NNO was a good time

By Buck Traxler, I-O Editor
NNO was a good time
BOWLING FOR POP — Naomi Yeager, a third grader, lets a watermelon bowling ball rip across the grass to pins of Coca-Cola. This was a popular kids’ game at the National Night Out on Tuesday. I-O Photo by Buck Traxler
   Despite the cool temperatures and wind that actually made it chilly out, the first National Night Out (NNO) in Conrad was a good time.
   The NNO is a national event put on by communities and taking place around the country from Hoboken, N.J. to San Diego and points in between.
   The events go on throughout the U.S. every year, starting 26 years ago. This is the first time the event has been put on in Conrad.
   The theme of “America’s Night out against Crime” afforded local, state and federal law enforcement agencies the opportunity to work with the community to raise awareness of the law enforcement mission and to try and develop the partnerships that are critical to keeping our communities safe.

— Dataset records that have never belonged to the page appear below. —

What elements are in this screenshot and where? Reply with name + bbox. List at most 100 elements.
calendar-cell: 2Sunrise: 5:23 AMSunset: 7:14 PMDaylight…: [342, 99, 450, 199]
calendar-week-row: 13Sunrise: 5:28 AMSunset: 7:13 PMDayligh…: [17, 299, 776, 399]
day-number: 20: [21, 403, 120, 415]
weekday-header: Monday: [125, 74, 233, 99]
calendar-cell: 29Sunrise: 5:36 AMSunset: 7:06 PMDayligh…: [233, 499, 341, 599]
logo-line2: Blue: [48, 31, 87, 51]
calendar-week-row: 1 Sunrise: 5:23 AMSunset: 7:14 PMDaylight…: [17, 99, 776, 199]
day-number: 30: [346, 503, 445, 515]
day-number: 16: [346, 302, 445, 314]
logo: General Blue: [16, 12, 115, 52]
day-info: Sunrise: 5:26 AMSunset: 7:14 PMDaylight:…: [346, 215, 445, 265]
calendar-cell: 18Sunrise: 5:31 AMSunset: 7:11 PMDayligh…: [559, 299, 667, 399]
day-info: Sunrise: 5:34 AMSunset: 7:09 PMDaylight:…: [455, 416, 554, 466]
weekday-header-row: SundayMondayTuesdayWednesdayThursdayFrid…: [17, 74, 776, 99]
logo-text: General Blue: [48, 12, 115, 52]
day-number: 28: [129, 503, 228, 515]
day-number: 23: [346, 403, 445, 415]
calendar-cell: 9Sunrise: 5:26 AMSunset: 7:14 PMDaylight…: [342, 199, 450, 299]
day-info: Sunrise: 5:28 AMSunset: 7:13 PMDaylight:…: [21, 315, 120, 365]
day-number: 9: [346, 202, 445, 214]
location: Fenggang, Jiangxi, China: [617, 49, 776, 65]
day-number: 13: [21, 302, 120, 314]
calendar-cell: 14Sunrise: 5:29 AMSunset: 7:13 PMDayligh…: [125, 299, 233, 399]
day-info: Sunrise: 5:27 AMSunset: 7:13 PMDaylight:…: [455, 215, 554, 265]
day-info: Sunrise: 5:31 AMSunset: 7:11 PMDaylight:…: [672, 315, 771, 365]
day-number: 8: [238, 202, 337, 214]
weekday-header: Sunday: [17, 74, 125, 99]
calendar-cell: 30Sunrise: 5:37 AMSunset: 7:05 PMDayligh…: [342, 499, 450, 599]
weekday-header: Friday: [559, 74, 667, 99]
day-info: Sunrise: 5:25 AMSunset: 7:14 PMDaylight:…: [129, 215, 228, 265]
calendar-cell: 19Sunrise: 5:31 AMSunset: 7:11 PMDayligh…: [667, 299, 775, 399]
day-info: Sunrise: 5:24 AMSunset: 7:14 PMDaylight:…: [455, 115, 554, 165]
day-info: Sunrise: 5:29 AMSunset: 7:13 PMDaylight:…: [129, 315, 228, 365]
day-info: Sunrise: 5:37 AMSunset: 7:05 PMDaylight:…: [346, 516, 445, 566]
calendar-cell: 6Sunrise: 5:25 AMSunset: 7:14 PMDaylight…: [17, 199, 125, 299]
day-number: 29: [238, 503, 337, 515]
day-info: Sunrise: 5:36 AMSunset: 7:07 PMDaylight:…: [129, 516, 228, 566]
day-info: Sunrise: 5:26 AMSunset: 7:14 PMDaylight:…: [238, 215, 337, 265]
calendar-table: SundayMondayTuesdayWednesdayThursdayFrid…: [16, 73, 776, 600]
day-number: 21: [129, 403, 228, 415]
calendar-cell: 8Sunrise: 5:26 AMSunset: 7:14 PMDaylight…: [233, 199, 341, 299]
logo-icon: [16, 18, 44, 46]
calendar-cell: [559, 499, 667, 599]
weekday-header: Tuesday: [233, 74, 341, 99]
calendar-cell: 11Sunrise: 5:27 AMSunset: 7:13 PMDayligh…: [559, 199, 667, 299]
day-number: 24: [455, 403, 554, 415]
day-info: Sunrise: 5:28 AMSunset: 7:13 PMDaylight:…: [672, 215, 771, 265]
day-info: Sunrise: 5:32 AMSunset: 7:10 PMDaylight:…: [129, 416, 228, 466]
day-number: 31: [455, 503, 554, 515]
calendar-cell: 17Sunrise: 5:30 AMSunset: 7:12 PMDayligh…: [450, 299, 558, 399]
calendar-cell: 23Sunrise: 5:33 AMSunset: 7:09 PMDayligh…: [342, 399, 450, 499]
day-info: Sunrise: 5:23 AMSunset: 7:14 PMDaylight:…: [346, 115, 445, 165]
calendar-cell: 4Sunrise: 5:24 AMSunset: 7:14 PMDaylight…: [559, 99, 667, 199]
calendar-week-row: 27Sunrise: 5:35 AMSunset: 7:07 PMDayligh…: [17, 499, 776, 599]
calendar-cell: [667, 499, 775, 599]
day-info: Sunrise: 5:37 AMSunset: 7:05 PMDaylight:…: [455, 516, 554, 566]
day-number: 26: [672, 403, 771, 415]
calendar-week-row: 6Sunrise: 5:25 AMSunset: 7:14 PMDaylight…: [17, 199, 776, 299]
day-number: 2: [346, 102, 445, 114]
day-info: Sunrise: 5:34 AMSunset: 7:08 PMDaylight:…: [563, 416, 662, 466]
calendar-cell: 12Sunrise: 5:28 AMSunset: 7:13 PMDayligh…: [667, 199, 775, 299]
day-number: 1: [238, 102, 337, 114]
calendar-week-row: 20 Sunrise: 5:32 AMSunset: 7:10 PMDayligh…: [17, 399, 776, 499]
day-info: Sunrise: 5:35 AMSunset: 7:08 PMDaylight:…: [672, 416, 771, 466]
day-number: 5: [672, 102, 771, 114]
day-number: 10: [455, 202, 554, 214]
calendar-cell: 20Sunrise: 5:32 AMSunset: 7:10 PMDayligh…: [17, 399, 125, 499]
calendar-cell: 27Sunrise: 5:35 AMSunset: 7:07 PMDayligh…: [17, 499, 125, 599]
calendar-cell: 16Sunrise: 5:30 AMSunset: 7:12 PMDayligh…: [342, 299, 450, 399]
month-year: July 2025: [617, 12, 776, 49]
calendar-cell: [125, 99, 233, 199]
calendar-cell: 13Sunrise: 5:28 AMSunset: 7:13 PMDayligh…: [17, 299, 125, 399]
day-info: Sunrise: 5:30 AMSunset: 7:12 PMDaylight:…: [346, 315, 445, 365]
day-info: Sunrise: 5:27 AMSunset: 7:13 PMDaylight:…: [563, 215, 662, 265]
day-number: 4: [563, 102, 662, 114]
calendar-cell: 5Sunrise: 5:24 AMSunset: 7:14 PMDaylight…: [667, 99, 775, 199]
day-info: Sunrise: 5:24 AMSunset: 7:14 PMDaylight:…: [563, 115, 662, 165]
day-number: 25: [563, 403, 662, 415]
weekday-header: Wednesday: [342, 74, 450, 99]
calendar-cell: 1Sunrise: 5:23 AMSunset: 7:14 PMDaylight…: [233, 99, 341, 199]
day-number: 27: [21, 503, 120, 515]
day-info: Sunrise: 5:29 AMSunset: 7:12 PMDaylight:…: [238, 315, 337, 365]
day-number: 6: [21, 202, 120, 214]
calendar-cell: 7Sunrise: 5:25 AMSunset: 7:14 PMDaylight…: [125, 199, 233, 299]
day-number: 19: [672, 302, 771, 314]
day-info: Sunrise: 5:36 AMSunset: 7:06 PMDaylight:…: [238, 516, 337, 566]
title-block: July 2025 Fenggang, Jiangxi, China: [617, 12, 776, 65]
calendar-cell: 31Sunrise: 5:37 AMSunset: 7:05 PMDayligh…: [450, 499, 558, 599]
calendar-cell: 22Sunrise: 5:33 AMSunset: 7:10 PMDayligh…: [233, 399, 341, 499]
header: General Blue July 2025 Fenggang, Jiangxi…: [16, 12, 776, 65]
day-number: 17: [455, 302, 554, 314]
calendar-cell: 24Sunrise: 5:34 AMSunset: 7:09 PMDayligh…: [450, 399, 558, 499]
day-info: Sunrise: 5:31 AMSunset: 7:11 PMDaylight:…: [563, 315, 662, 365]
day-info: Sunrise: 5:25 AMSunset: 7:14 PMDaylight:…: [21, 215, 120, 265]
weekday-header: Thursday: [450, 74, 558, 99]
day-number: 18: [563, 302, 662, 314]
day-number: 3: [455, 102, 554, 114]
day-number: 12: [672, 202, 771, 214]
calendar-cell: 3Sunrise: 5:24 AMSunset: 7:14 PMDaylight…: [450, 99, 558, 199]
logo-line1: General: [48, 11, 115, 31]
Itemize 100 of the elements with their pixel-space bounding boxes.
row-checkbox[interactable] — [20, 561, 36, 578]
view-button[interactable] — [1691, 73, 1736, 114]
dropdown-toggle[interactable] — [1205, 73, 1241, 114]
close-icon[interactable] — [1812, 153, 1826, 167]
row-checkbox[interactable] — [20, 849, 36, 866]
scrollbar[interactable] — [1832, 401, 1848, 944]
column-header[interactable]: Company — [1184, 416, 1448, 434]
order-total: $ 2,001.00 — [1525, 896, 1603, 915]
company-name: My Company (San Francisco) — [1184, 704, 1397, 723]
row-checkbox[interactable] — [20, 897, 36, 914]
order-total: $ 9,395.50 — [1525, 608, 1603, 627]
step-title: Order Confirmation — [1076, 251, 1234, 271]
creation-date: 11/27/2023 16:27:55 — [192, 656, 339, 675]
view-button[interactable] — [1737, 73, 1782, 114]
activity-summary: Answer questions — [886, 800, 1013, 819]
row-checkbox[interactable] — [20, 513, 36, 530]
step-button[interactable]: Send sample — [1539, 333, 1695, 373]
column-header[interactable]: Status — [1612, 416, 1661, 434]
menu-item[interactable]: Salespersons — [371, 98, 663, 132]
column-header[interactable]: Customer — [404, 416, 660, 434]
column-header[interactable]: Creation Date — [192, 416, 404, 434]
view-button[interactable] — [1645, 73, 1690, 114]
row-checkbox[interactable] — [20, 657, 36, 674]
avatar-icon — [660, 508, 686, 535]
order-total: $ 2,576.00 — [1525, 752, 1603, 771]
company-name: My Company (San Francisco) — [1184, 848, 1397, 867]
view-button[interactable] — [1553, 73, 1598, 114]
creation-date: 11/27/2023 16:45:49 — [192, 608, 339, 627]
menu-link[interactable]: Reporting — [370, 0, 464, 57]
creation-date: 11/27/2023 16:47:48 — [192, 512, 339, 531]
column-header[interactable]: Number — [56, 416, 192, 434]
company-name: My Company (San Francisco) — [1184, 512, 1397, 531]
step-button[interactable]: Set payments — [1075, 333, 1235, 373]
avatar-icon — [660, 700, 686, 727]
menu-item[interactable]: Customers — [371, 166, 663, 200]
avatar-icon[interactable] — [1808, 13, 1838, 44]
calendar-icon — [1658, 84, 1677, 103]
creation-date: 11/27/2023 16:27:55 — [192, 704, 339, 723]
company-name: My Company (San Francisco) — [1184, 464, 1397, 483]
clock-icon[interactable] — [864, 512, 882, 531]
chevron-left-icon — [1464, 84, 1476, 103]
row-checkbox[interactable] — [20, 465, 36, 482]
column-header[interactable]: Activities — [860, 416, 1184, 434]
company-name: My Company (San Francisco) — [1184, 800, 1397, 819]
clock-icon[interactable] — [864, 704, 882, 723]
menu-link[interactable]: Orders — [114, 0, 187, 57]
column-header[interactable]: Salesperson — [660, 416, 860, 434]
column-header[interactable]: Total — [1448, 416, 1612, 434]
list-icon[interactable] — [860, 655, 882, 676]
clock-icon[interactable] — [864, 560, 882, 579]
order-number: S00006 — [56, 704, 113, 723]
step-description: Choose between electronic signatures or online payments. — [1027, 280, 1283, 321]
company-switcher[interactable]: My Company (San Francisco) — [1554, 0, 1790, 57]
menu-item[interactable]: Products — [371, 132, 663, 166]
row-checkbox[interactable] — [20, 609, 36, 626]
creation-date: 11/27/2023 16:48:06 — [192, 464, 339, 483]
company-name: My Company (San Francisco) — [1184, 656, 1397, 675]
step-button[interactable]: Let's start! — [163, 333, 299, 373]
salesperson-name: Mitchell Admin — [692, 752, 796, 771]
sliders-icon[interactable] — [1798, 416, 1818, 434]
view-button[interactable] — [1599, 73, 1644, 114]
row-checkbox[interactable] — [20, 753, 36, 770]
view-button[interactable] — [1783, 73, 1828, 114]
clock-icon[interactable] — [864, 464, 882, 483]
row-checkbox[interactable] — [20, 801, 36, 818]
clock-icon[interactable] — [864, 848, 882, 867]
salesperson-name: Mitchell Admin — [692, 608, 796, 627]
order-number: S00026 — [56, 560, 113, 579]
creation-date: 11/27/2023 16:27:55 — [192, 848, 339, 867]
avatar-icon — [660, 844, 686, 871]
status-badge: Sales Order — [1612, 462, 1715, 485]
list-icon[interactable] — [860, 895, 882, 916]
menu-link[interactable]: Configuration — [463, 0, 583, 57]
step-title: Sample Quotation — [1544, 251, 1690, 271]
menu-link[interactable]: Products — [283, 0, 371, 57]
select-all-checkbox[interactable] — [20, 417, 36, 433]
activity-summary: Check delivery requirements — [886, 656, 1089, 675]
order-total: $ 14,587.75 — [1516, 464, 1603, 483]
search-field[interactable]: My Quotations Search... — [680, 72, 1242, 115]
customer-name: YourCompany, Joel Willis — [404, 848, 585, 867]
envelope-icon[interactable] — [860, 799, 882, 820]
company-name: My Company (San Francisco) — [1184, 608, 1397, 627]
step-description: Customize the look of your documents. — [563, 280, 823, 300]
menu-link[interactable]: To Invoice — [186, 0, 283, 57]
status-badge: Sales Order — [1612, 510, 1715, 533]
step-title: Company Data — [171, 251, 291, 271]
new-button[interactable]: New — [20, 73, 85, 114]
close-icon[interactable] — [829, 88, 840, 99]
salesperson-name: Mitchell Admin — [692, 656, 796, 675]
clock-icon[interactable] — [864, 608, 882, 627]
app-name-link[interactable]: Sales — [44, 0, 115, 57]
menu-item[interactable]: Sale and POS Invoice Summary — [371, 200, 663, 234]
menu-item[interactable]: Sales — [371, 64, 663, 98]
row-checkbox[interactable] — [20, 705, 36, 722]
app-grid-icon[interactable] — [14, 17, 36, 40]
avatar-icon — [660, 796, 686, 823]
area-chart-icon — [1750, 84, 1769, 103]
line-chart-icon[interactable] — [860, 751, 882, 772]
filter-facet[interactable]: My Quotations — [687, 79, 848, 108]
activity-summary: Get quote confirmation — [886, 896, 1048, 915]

   Law enforcement agencies had a wide variety of informational tables set up and could talk one-on-one with community members, or have demonstrations, such as the Crash Machine from the MHP with Sgt. Bob Bender who is stationed in Shelby and the K-9 demonstration with J. Taylor (Not to be confused with Dr. J. Taylor) and his dog Diana from the Border patrol, also in Shelby.
   Taylor told the I-O that Diana, a three-year-old German Shepherd, is a drug sniffer and detection dog.
   She came from a training center in El Paso, Texas, by way of Germany and cost about $40,000 to train.
   On a typical day, the Border Patrol may have (nationally) 2,796 apprehensions at and in between our nation’s ports of entry; make 73 criminal arrests, intercept 76 fraudulent documents, seize 7,621 pounds of drugs and close to $300,000 in undeclared currency.
   “It’s all in a day’s work,” said Taylor who had been stationed in southern California before being posted at the Port of Sweet Grass.
   Another neat place to visit was the crime lab trailer, kind of obscure in the corner of the park.
   Their trailer had over $2 million of high tech equipment packed into it and the “lab rats” as they called themselves were more than happy to tell you all about it.
   They can test for dirty bombs, DNA, bio-hazard materials and spills and a variety of other things.
   There are only 50 such labs in the U.S. one in each state, so Conrad was lucky to have the lab on site.
   Admittedly one night out is certainly not an answer to crime, drugs and violence.
   However, NNO does represent the kind of community spirit, energy and determination that is helping to make neighborhoods safer throughout the year.
   In future years, NNO can only get better in putting out its crime prevention messages and successes.